Querido, вспыхнуло в сознании, дорогой. Впервые прозвучало подобное. Сердце его учащенно забилось.
Она осмотрелась со скучающим выражением.
- Мне больше не хочется здесь оставаться. Так много шума и громких разговоров, и музыка такая нудная. - Глаза ласкали его лицо, а голос стал томным. - Ты не знаешь, куда еще можно сходить? И где мы сможем побыть одни?
На следующее утро, когда он встал и пошел принять душ, его губы не переставали повторять ее имя.
У него было отличное настроение, пока на глаза не попалась свежая газета с заголовком, что сегодня состоится суд над обвиненным в предательстве и подстрекательствах к мятежу Реймоном Лэрамитом. Ему почудилось, будто легкий озноб ледяными колючками пробежал по спине. От неприятного ощущения его передернуло. Она ненавидит Лэрамита. Ее не волнует, что именно ему предстоит казнить его. Все же интересно, она ли предала Лэрамита.

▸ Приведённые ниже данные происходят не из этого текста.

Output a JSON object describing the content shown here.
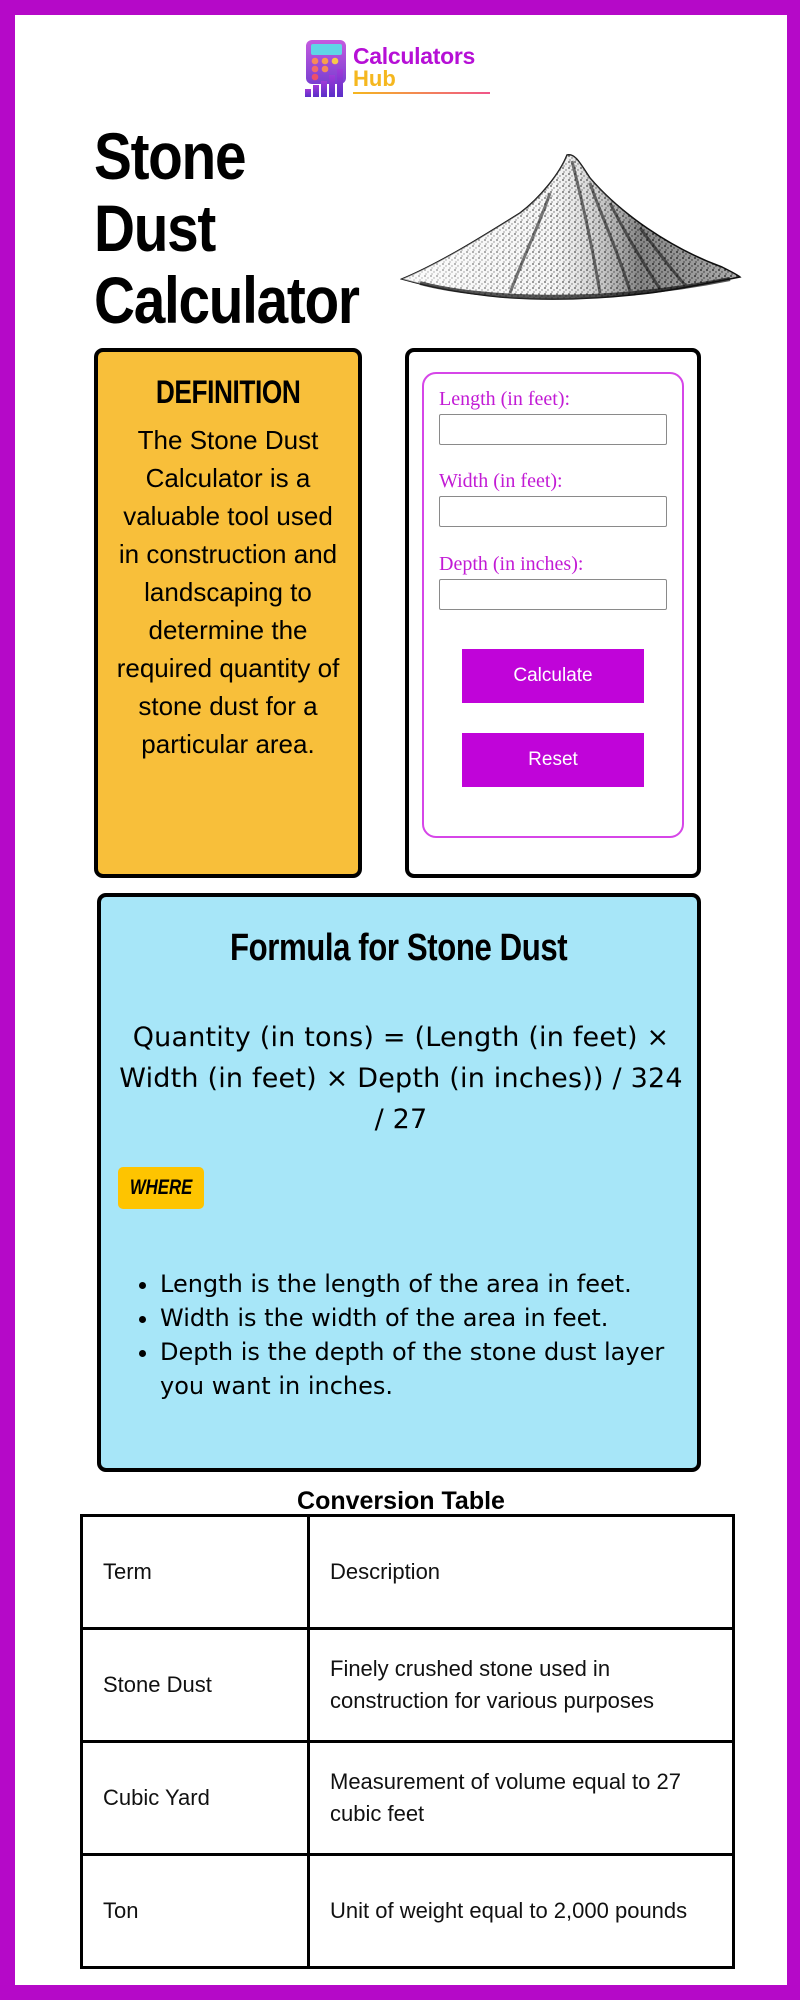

В вечерней газете напечатали дополнительные подробности. На первой странице была ее огромная фотография: лицо, перекошенное яростной ненавистью до такой степени, что ее едва можно было узнать, рука с вытянутым указательным пальцем, удлиненными утолщенным слишком близко стоявшей камерой, молчаливо-торжественно символизирующим крайнюю степень отвращения. Эта фотография взволновала его. Из кратких биографических данных бросалось в глаза ее благородное происхождение, но ее поведение в суде никак не вязалось с полученным изысканным воспитанием. Потом капитан вспомнил, какими непростыми были два последние года в республике и что наверняка она была очевидцем многих мерзостей. Теперь вот ее тесная связь с Лэрамитом и позже донос на него. Даже газеты отметили этот факт. Она обвиняла его в связях с опальным ныне диктатором, находящимся в изгнании, и в заговоре с ним с целью свергнуть Томазино.